Q & A

Q: What the heck is this?

A: Ugly Stone (aka the Jia Pingwa Project) grew out of the research conference “Bringing Chinese Literature to World,” held March 17-20, 2016, at the Jia Pingwa Institute in Xi’an. In a series of round tables and presentations hosted by Professor Ji Jin of Soochow University, participants discussed the challenges and opportunities facing Chinese authors in translation. Although Jia, along with peers such as Wang Anyi, Han Shaogang, Ning Ken, Feng Jicai, Ye Zhaoren, Tie Ning (among many others) continue to publish challenging and important works of literature to widespread acclaim in China, outside of Chinese-speaking academics, these contemporary Chinese authors remain largely unknown in English.  The goal of this website is not only to share the works of Jia Pingwa with the English-speaking world, but also to provide a resource for publishers who would like to make more of Jia’s work available in translation.

Q: Why ‘Ugly Stone’?

A: “Ugly Stone” is the title of a famous short story by Jia Pingwa about a seemingly worthless rock. The ‘ugly stone’ is both a reference to Cao Xueqin’s masterpiece, Story of the Stone (aka Dream of the Red Chamber), and also a metaphor for Jia and his work.  Likewise, it seemed to be a fitting comment on the status of not only Jia’s work in translation, but the more general lack of interest in Chinese literature in English translation (Mo Yan’s Nobel win notwithstanding).

Q: So Jia’s really famous in China, right? What makes you guys think he’s going to be famous in English, too?

A: While success in one language is no guarantee of success in another, the best known Chinese authors in English (for example, Yu Hua, Yan Lianke, Su Tong, and Mo Yan) are also widely available in English translation. Jia’s work is very dark, not only thematically, but also in the sense that the message he is trying to convey is often opaque. If you like authors like Hubert Selby Jr., Cormac McCarthy, Bret Easton Ellis, Chuck Palahniuk, and James Ellroy, you’ll probably like Jia Pingwa, too.

Q: So if he’s so great why have only two of his books been translated into English?

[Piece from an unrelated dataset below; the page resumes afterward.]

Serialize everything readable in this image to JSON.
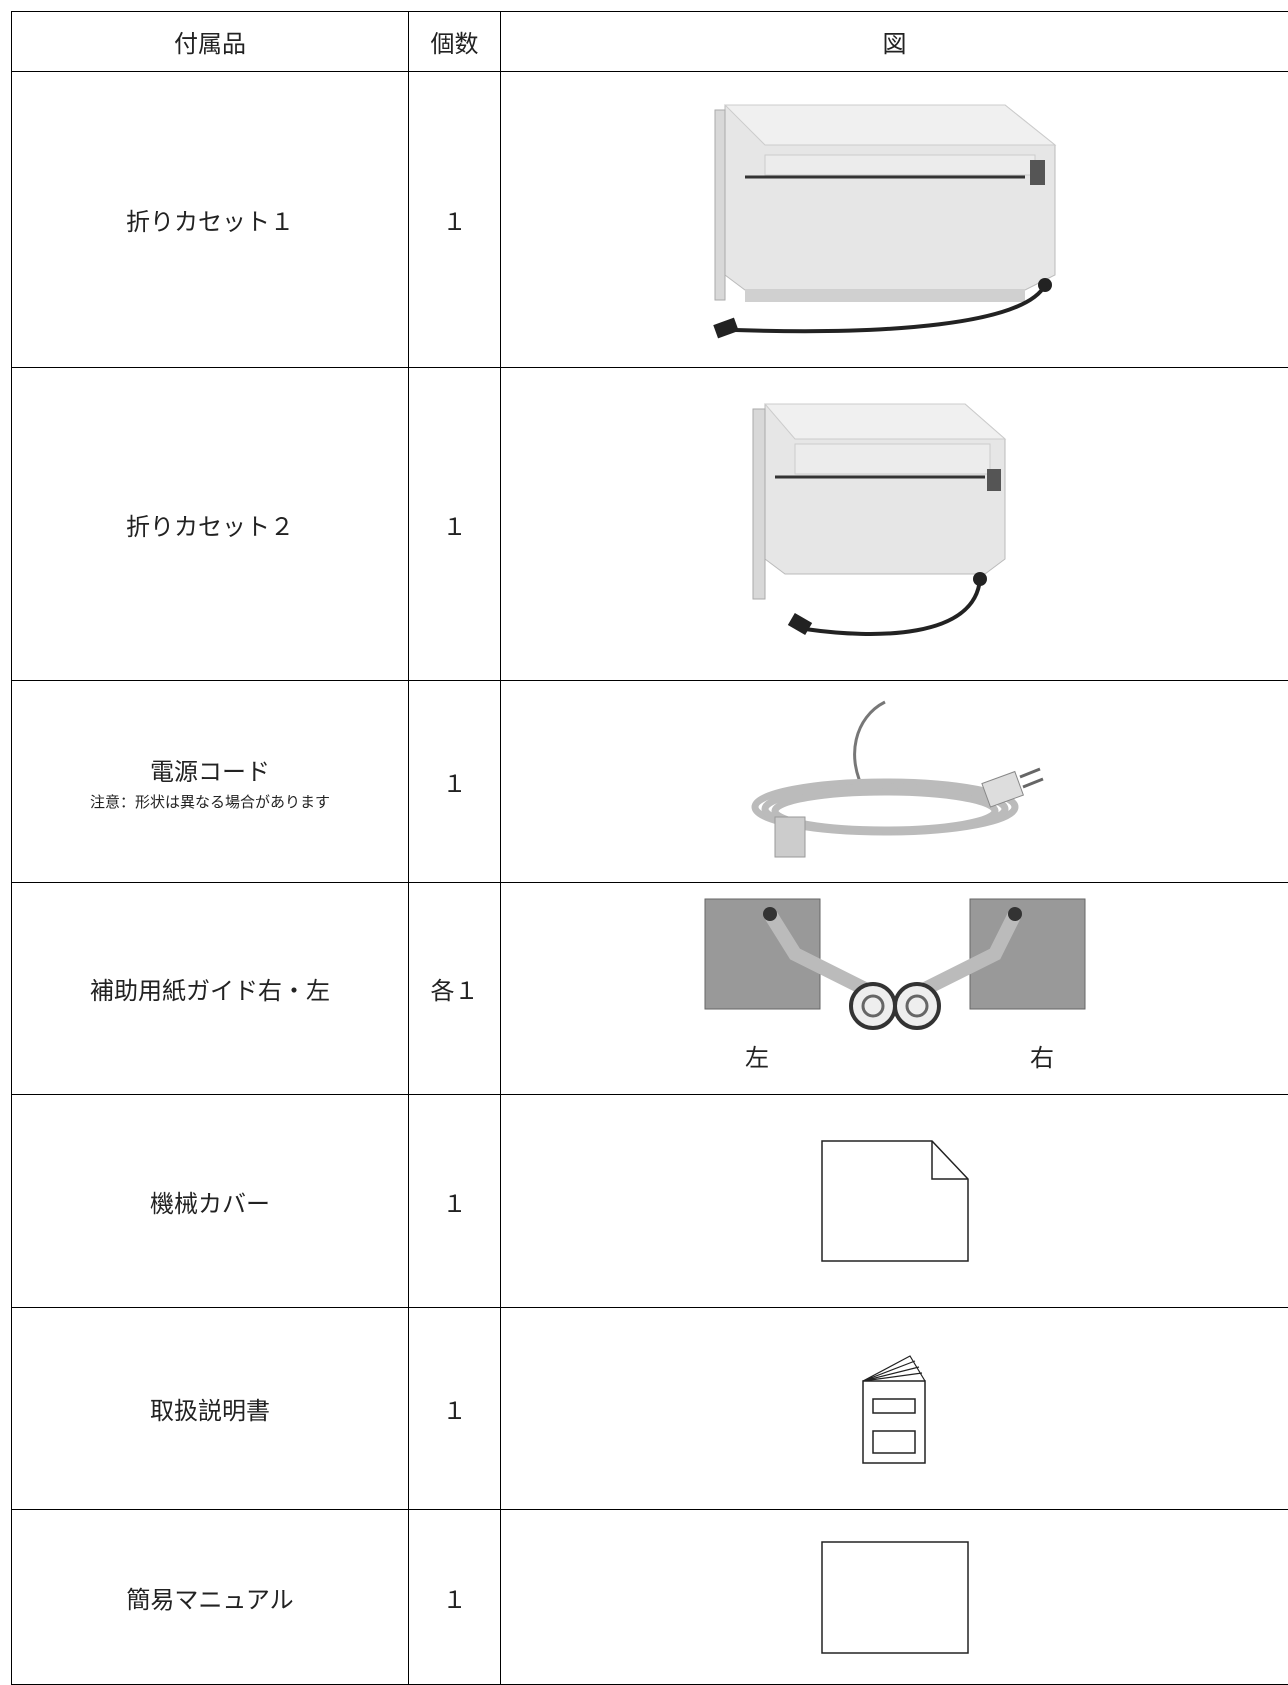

Mo Yan won the Nobel in 2012, so doesn’t that mean the best Chinese author has already been translated?

A: Chinese novelists like Mo Yan who have had the good fortune to attract the attention of skilled translators such as Alan Barr, Micheal Berry, Howard Goldblatt, Canaan Morse, Carlos Rojas, Darryl Sterk, and Josh Stenberg represent a very small slice of Chinese literature. Mo Yan is great, but Jia Pingwa represents a very different tradition in Chinese literature. They both write about the countryside, but while Mo Yan builds a symphony of “daft hillarity,” Jia Pingwa is “quietly devastating.” (For a more in-depth analysis of Jia’s writing style, see this short essay.)

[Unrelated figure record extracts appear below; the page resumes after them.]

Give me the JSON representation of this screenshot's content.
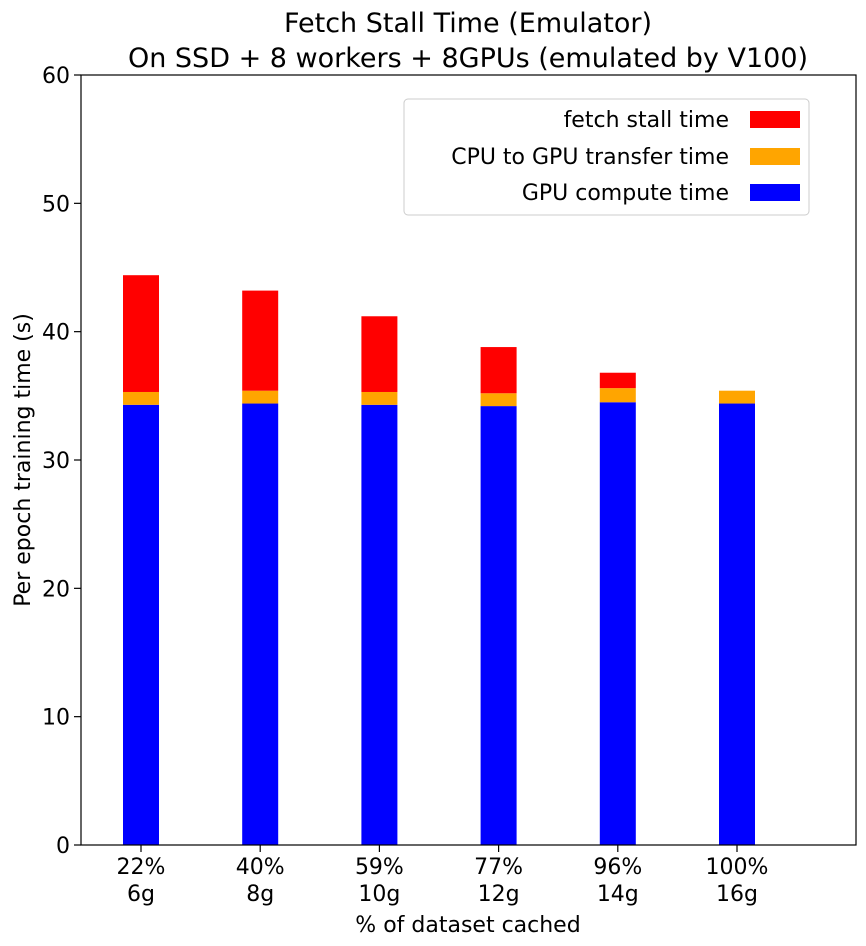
{
  "chart_data": {
    "type": "bar",
    "stacked": true,
    "title_line1": "Fetch Stall Time (Emulator)",
    "title_line2": "On SSD + 8 workers + 8GPUs (emulated by V100)",
    "xlabel": "% of dataset cached",
    "ylabel": "Per epoch training time (s)",
    "ylim": [
      0,
      60
    ],
    "yticks": [
      "0",
      "10",
      "20",
      "30",
      "40",
      "50",
      "60"
    ],
    "categories": [
      {
        "pct": "22%",
        "size": "6g"
      },
      {
        "pct": "40%",
        "size": "8g"
      },
      {
        "pct": "59%",
        "size": "10g"
      },
      {
        "pct": "77%",
        "size": "12g"
      },
      {
        "pct": "96%",
        "size": "14g"
      },
      {
        "pct": "100%",
        "size": "16g"
      }
    ],
    "series": [
      {
        "name": "GPU compute time",
        "color": "#0000ff",
        "values": [
          34.3,
          34.4,
          34.3,
          34.2,
          34.5,
          34.4
        ]
      },
      {
        "name": "CPU to GPU transfer time",
        "color": "#ffa500",
        "values": [
          1.0,
          1.0,
          1.0,
          1.0,
          1.1,
          1.0
        ]
      },
      {
        "name": "fetch stall time",
        "color": "#ff0000",
        "values": [
          9.1,
          7.8,
          5.9,
          3.6,
          1.2,
          0.0
        ]
      }
    ],
    "legend": {
      "placement": "top-right",
      "order": [
        "fetch stall time",
        "CPU to GPU transfer time",
        "GPU compute time"
      ]
    },
    "grid": false
  }
}
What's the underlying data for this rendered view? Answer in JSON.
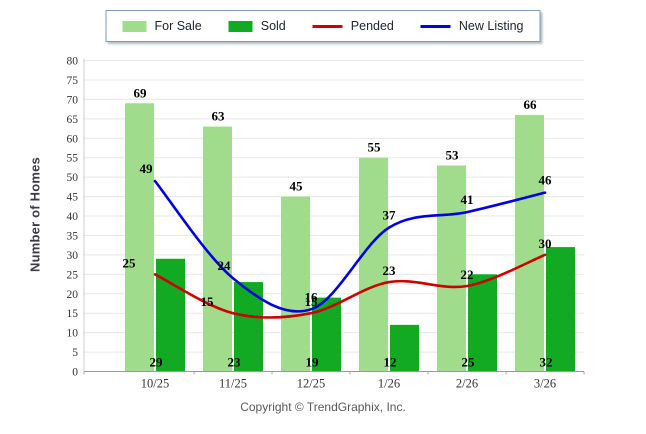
{
  "chart_data": {
    "type": "combo",
    "categories": [
      "10/25",
      "11/25",
      "12/25",
      "1/26",
      "2/26",
      "3/26"
    ],
    "series": [
      {
        "name": "For Sale",
        "type": "bar",
        "color": "#a0dc8c",
        "values": [
          69,
          63,
          45,
          55,
          53,
          66
        ]
      },
      {
        "name": "Sold",
        "type": "bar",
        "color": "#11aa22",
        "values": [
          29,
          23,
          19,
          12,
          25,
          32
        ]
      },
      {
        "name": "Pended",
        "type": "line",
        "color": "#cc0000",
        "values": [
          25,
          15,
          15,
          23,
          22,
          30
        ]
      },
      {
        "name": "New Listing",
        "type": "line",
        "color": "#0000e0",
        "values": [
          49,
          24,
          16,
          37,
          41,
          46
        ]
      }
    ],
    "title": "",
    "xlabel": "",
    "ylabel": "Number of Homes",
    "ylim": [
      0,
      80
    ],
    "ytick_step": 5,
    "grid": true,
    "legend_position": "top"
  },
  "footer": {
    "copyright": "Copyright © TrendGraphix, Inc."
  },
  "colors": {
    "grid_line": "#e7e7e7",
    "axis_line": "#9a9a9a",
    "left_axis_line": "#cccccc",
    "tick_label": "#333333",
    "legend_border": "#7f9db9",
    "copyright_text": "#59595c"
  }
}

Q: But literature is like a free market right? The best stuff gets translated and then people buy more of it and more of the good stuff gets translated. Why go to all this trouble if his work can sell itself?

A: Like any market, what gets translated is decided by not only by demand, but also by supply. The difficulty of learning Chinese means English speakers who achieve a high enough level of fluency in Chinese to become literary translators do so over many years of academic study. This predisposes them to become professors or professionals in other fields especially given the difficulty of making a living from literary translation alone, and the limited opportunities in the publishing industry for translated fiction. As professors, meanwhile, they are expected to devote the lion’s share of their time to pursuits which will raise the profile of their university: publishing original research, teaching undergraduate courses, and mentoring graduate students.

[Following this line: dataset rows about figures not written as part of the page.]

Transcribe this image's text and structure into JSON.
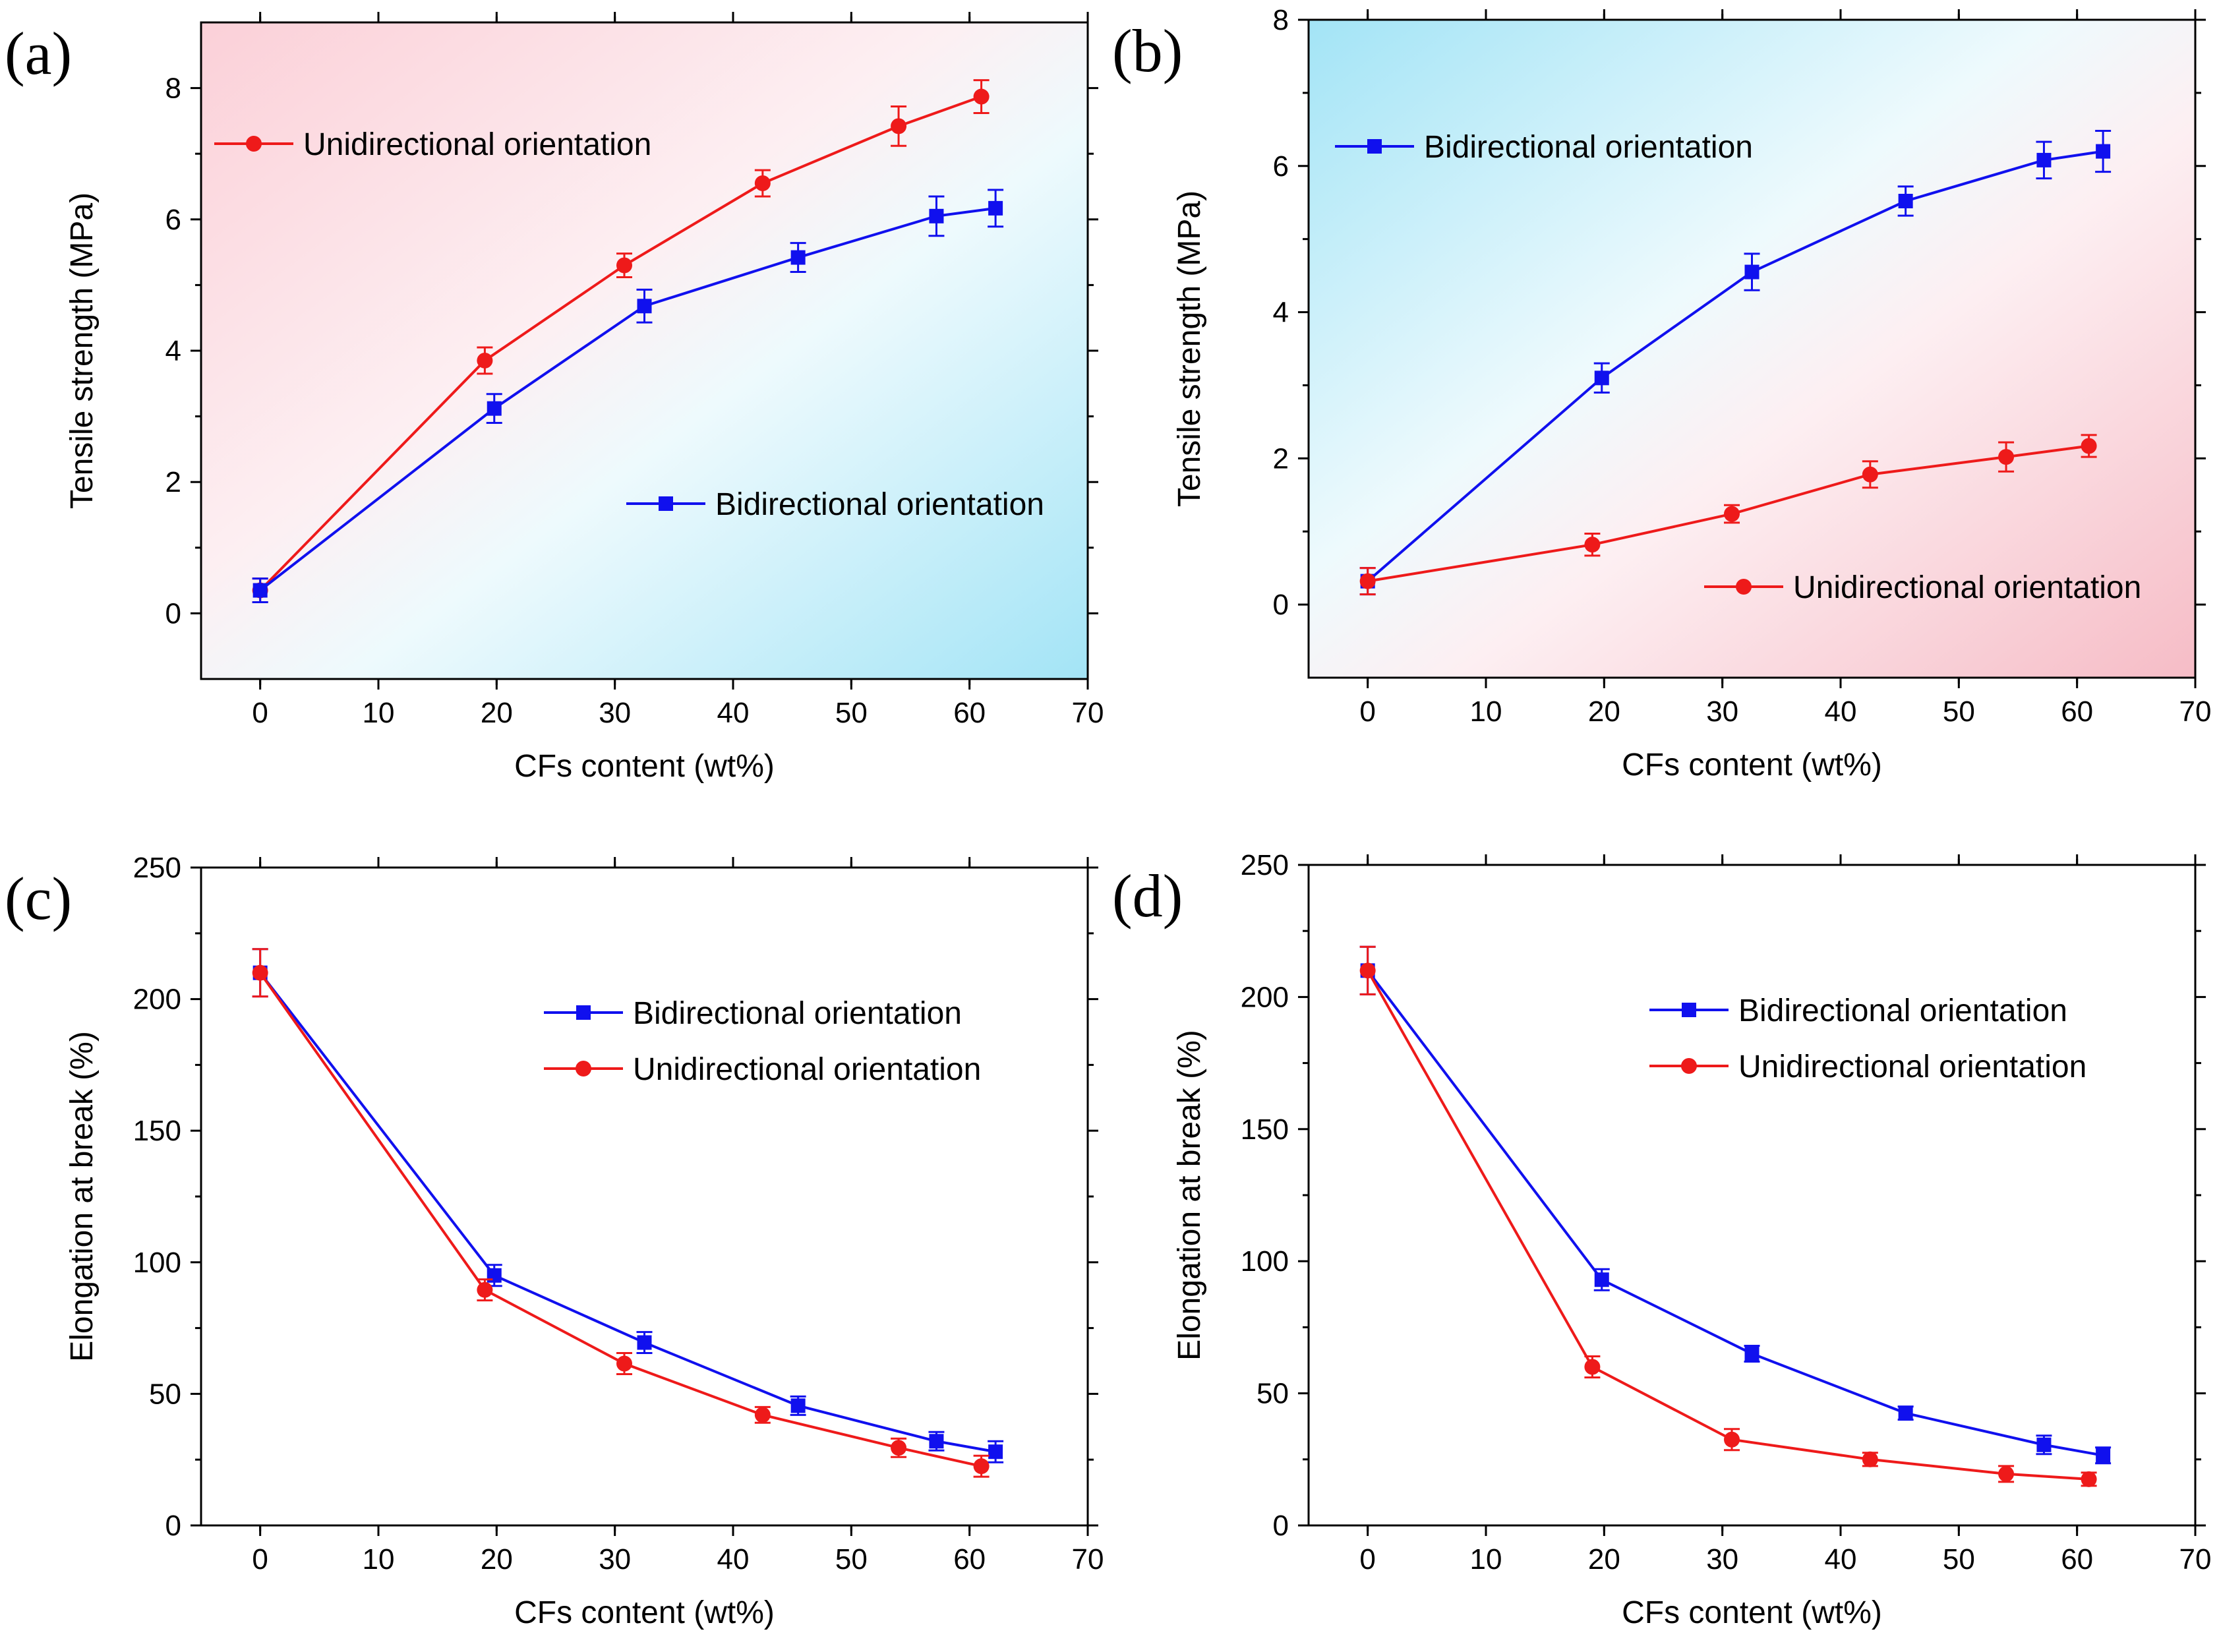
{
  "colors": {
    "bidirectional": "#1010ee",
    "unidirectional": "#ee1a1a",
    "bg_pink": "#fbd4dc",
    "bg_cyan": "#a8e6f7"
  },
  "chart_data": [
    {
      "panel": "(a)",
      "type": "line",
      "xlabel": "CFs content (wt%)",
      "ylabel": "Tensile strength (MPa)",
      "xlim": [
        -5,
        70
      ],
      "ylim": [
        -1,
        9
      ],
      "xticks": [
        0,
        10,
        20,
        30,
        40,
        50,
        60,
        70
      ],
      "yticks": [
        0,
        2,
        4,
        6,
        8
      ],
      "background": "pink-to-cyan",
      "legend": [
        {
          "series": "unidirectional",
          "placement": "upper-left"
        },
        {
          "series": "bidirectional",
          "placement": "lower-right"
        }
      ],
      "series": [
        {
          "key": "unidirectional",
          "name": "Unidirectional orientation",
          "marker": "circle",
          "x": [
            0,
            19,
            30.8,
            42.5,
            54,
            61
          ],
          "y": [
            0.35,
            3.85,
            5.3,
            6.55,
            7.42,
            7.87
          ],
          "err": [
            0.18,
            0.2,
            0.18,
            0.2,
            0.3,
            0.25
          ]
        },
        {
          "key": "bidirectional",
          "name": "Bidirectional orientation",
          "marker": "square",
          "x": [
            0,
            19.8,
            32.5,
            45.5,
            57.2,
            62.2
          ],
          "y": [
            0.35,
            3.12,
            4.68,
            5.42,
            6.05,
            6.17
          ],
          "err": [
            0.18,
            0.22,
            0.25,
            0.22,
            0.3,
            0.28
          ]
        }
      ]
    },
    {
      "panel": "(b)",
      "type": "line",
      "xlabel": "CFs content (wt%)",
      "ylabel": "Tensile strength (MPa)",
      "xlim": [
        -5,
        70
      ],
      "ylim": [
        -1,
        8
      ],
      "xticks": [
        0,
        10,
        20,
        30,
        40,
        50,
        60,
        70
      ],
      "yticks": [
        0,
        2,
        4,
        6,
        8
      ],
      "background": "cyan-to-pink",
      "legend": [
        {
          "series": "bidirectional",
          "placement": "upper-left"
        },
        {
          "series": "unidirectional",
          "placement": "lower-right"
        }
      ],
      "series": [
        {
          "key": "bidirectional",
          "name": "Bidirectional orientation",
          "marker": "square",
          "x": [
            0,
            19.8,
            32.5,
            45.5,
            57.2,
            62.2
          ],
          "y": [
            0.32,
            3.1,
            4.55,
            5.52,
            6.08,
            6.2
          ],
          "err": [
            0.18,
            0.2,
            0.25,
            0.2,
            0.25,
            0.28
          ]
        },
        {
          "key": "unidirectional",
          "name": "Unidirectional orientation",
          "marker": "circle",
          "x": [
            0,
            19,
            30.8,
            42.5,
            54,
            61
          ],
          "y": [
            0.32,
            0.82,
            1.24,
            1.78,
            2.02,
            2.17
          ],
          "err": [
            0.18,
            0.15,
            0.12,
            0.18,
            0.2,
            0.15
          ]
        }
      ]
    },
    {
      "panel": "(c)",
      "type": "line",
      "xlabel": "CFs content (wt%)",
      "ylabel": "Elongation at break (%)",
      "xlim": [
        -5,
        70
      ],
      "ylim": [
        0,
        250
      ],
      "xticks": [
        0,
        10,
        20,
        30,
        40,
        50,
        60,
        70
      ],
      "yticks": [
        0,
        50,
        100,
        150,
        200,
        250
      ],
      "background": "white",
      "legend": [
        {
          "series": "bidirectional",
          "placement": "upper-right"
        },
        {
          "series": "unidirectional",
          "placement": "upper-right"
        }
      ],
      "series": [
        {
          "key": "bidirectional",
          "name": "Bidirectional orientation",
          "marker": "square",
          "x": [
            0,
            19.8,
            32.5,
            45.5,
            57.2,
            62.2
          ],
          "y": [
            210,
            95,
            69.5,
            45.5,
            32,
            28
          ],
          "err": [
            9,
            4,
            4,
            3.5,
            3.5,
            4
          ]
        },
        {
          "key": "unidirectional",
          "name": "Unidirectional orientation",
          "marker": "circle",
          "x": [
            0,
            19,
            30.8,
            42.5,
            54,
            61
          ],
          "y": [
            210,
            89.5,
            61.5,
            42,
            29.5,
            22.5
          ],
          "err": [
            9,
            4,
            4,
            3,
            3.5,
            4
          ]
        }
      ]
    },
    {
      "panel": "(d)",
      "type": "line",
      "xlabel": "CFs content (wt%)",
      "ylabel": "Elongation at break (%)",
      "xlim": [
        -5,
        70
      ],
      "ylim": [
        0,
        250
      ],
      "xticks": [
        0,
        10,
        20,
        30,
        40,
        50,
        60,
        70
      ],
      "yticks": [
        0,
        50,
        100,
        150,
        200,
        250
      ],
      "background": "white",
      "legend": [
        {
          "series": "bidirectional",
          "placement": "upper-right"
        },
        {
          "series": "unidirectional",
          "placement": "upper-right"
        }
      ],
      "series": [
        {
          "key": "bidirectional",
          "name": "Bidirectional orientation",
          "marker": "square",
          "x": [
            0,
            19.8,
            32.5,
            45.5,
            57.2,
            62.2
          ],
          "y": [
            210,
            93,
            65,
            42.5,
            30.5,
            26.5
          ],
          "err": [
            9,
            4,
            3,
            2.5,
            3.5,
            3
          ]
        },
        {
          "key": "unidirectional",
          "name": "Unidirectional orientation",
          "marker": "circle",
          "x": [
            0,
            19,
            30.8,
            42.5,
            54,
            61
          ],
          "y": [
            210,
            60,
            32.5,
            25,
            19.5,
            17.5
          ],
          "err": [
            9,
            4,
            4,
            2.5,
            3,
            2.5
          ]
        }
      ]
    }
  ]
}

Almost all currently active Chinese-English literary translators working outside of universities, meanwhile, depend on day jobs and grants to finance low-paying literary translation work, while others are themselves established authors who take time away from their own work to translate as a favor to friends and authors they admire.

Suffice it to say, if someone has gone to the trouble of translating a Chinese author into English, it usually means they really like his work. As fans of Jia Pingwa, we hope that you will give him a shot.

Q: Okay, you’ve sold me on trying out this Jia Pingwa guy. Where should I start?

If you want to read his most famous novel, Ruined City, Howard Goldblatt has already translated the whole thing, just out this year, plus Turbulence, from the early-nineties.

If you want to get a taste of Jia’s more recent work, take a look at The Poleflower, published to some controversy earlier this year. The first three chapters have been translated by Nick Stember. Nick has also translated the first chapter of Master of Songs, another more recent novel by Jia that mixes modernist narrative with traditional storytelling.

Shaanxi Opera is Jia’s magnum opus, and the first six chapters of are available here, translated by the sardonic sage Dylan Levi King.

Finally, three chapters of Old Kiln VillageJia’s treatment of the Cultural Revolution, have been lovingly rendered in English by Nicky Harman, and can be read here.